Comments / New

Dallas Stars Morning Skate: Elite Swedish Defensemen Bonanza Against Ottawa Senators

They were born about 225 miles and 26 months apart, and they really aren’t built that similarly. One is a solid 6-foot, 190 pounds and the other a quite willowy 6-3, “180.”

But watch Erik Karlsson of the Ottawa Senators and John Klingberg of the Dallas Stars play hockey and you’d swear they were cut from the exact same mold.

“Almost everything, really,” Stars coach Lindy Ruff said when asked about the similarities between the two elite offensive defensemen on display tonight at the American Airlines Center. “It really is an easy comparison because their stickhandling and skating style, their ability to get up ice, their ability to make plays. They’re both real special players. When you watch them play, sometimes I think if the jerseys were switched, you wouldn’t be able to tell them apart.”

Their statistics this season are eerily similar. Klingberg has 23 points in his 21 games with four goals and a league-leading 19 assists. Karlsson isn’t far behind with 22 points in 20 games of his own, including 17 assists. Both have a shooting percentage of absurdly-high-for-defensemen 10.0 percent. Karlsson gets more offensive zone starts, but Klingberg does more of his scoring on the power play.

The biggest difference in the two, at least a quarter of the way into this season, is probably the contract. Karlsson is a great value at a $6.5 million cap hit through 2018-19. Klingberg, however, is an absurd value at a $4.25 million cap hit through 2021-22.

All hail Jim Nill.

As far as tonight’s game, Klingberg skated with his usual partner Alex Goligoski at Tuesday’s pregame skate, but the bottom two pairs were shuffled because of a lower-body injury to Jason Demers.

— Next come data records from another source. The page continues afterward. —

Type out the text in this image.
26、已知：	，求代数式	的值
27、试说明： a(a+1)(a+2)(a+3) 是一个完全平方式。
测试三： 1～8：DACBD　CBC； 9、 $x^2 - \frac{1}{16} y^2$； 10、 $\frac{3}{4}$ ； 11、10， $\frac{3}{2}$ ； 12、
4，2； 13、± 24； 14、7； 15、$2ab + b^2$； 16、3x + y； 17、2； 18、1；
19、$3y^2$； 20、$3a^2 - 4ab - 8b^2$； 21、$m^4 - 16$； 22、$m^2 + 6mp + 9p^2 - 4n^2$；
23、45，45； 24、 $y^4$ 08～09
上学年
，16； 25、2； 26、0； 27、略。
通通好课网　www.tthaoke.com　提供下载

Demers did skate with the team, but the first rotation of defensemen left him out and put Jordie Benn with Johnny Oduya and Jyrki Jokipakka with Jamie Oleksiak.

Even if Demers isn’t quite ready to go tonight, it is a great sign that he’s skating after the coaching staff was initially concerned he’d be out for a longer period of time.

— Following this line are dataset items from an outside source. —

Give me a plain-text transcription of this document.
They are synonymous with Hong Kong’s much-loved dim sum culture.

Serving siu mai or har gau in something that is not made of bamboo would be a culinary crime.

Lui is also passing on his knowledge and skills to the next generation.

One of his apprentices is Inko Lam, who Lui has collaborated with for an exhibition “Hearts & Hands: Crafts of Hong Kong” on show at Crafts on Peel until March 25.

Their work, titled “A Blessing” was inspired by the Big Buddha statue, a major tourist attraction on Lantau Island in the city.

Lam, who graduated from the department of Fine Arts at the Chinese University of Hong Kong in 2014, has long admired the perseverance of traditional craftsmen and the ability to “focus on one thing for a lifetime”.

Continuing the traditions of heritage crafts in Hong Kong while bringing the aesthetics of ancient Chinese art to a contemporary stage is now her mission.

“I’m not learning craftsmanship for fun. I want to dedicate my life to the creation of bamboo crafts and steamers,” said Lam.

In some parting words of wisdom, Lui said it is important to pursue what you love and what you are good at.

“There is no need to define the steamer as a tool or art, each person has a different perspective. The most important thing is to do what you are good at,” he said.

(Side note – the only sad thing about not needing the annual Goligoski reset scratch this season is that this team has not yet iced a defensive corps of John, Johnny, Jason, Jordie, Jyrki and Jamie this season despite having the opportunity.)

The forwards looked to be the same as last game with the scariest, best-looking line in the NHL leading the way and Ales Hemsky on the fourth line while and Patrick Eaves up with Jason Spezza and Mattias Janmark.

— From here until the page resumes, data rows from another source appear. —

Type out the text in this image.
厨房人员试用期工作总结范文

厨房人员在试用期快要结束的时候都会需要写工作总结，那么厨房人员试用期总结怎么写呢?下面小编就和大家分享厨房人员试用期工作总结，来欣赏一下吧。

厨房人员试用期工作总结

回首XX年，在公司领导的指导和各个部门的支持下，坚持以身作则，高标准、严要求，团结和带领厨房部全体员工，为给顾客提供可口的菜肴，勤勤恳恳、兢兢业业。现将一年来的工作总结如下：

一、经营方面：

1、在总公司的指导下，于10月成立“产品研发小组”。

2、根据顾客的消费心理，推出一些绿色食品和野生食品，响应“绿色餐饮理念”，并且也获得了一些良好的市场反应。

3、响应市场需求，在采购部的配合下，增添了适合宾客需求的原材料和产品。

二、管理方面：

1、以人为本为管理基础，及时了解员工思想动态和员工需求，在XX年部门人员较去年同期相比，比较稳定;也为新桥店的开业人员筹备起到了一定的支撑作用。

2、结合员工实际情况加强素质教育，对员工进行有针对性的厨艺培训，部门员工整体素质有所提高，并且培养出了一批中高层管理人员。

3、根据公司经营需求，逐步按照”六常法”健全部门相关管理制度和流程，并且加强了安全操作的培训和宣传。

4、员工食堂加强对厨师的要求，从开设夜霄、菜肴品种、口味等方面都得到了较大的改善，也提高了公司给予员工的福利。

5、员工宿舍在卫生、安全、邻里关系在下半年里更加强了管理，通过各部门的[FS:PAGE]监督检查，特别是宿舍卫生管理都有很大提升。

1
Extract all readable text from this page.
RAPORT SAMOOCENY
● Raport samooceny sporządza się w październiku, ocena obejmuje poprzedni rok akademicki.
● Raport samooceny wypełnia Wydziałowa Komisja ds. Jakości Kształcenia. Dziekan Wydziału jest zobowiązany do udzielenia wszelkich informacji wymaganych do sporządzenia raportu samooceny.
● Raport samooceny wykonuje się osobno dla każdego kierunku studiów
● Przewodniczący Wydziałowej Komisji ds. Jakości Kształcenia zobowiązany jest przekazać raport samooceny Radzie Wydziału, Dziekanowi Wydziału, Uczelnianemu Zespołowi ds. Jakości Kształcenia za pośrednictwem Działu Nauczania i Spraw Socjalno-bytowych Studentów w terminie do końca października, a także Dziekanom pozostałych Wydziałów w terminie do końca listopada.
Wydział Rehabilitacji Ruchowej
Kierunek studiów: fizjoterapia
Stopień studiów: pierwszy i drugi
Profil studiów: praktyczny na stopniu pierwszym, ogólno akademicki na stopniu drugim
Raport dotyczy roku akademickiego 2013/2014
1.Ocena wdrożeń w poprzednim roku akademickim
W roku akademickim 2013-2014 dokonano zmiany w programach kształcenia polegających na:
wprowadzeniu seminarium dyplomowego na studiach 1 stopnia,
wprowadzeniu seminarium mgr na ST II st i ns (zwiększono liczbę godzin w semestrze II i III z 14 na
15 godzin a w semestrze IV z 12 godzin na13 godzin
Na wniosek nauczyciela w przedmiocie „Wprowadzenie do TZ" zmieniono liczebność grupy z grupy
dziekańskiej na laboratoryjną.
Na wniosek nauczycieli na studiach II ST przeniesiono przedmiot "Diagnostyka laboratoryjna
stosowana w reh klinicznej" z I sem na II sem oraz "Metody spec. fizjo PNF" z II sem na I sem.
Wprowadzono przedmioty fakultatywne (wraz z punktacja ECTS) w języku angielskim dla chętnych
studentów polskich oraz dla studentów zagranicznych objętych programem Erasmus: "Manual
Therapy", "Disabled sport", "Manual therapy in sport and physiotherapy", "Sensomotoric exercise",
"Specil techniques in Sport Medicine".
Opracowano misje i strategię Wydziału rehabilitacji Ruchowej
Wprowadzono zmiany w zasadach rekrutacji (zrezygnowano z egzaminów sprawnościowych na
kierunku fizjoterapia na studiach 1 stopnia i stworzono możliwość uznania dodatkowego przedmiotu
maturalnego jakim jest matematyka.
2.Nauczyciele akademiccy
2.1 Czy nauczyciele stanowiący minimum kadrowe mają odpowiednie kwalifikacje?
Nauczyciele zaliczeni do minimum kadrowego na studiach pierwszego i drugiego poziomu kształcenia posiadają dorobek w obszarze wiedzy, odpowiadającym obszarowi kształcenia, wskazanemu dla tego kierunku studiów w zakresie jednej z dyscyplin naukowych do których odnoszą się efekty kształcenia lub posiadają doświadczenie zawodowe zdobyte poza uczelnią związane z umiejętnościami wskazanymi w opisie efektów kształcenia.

Lines may very well get bounced around within the game – for what it’s worth, it looked like Eaves may have jumped onto the first-unit power play briefly against the Sabres as Ruff tried to get them going – but regardless of how the players line up, the most important thing the players have shown so far is their ability to work through whatever lineup or challenge has been thrown at them.

“Consistency is tough in this league, and that’s what we’ve talked about having to improve on,” Spezza said. “We’ve done a good job so far of not getting in to losing streaks, and we’ve done a good job of kind of halting our play when we haven’t played well for a few periods, and we’ve had great goaltending that’s allowed us to grow throughout games.”

On that goaltending note, Antti Niemi will make his second consecutive start after posting a shutout over the Buffalo Sabres on Saturday. The Stars have rotated their goalies pretty evenly this season, but Niemi was strong when he needed to be against the Sabres and was able to hold a one-goal lead for most of the game, so it makes sense to reward him with another start heading into a two-day break.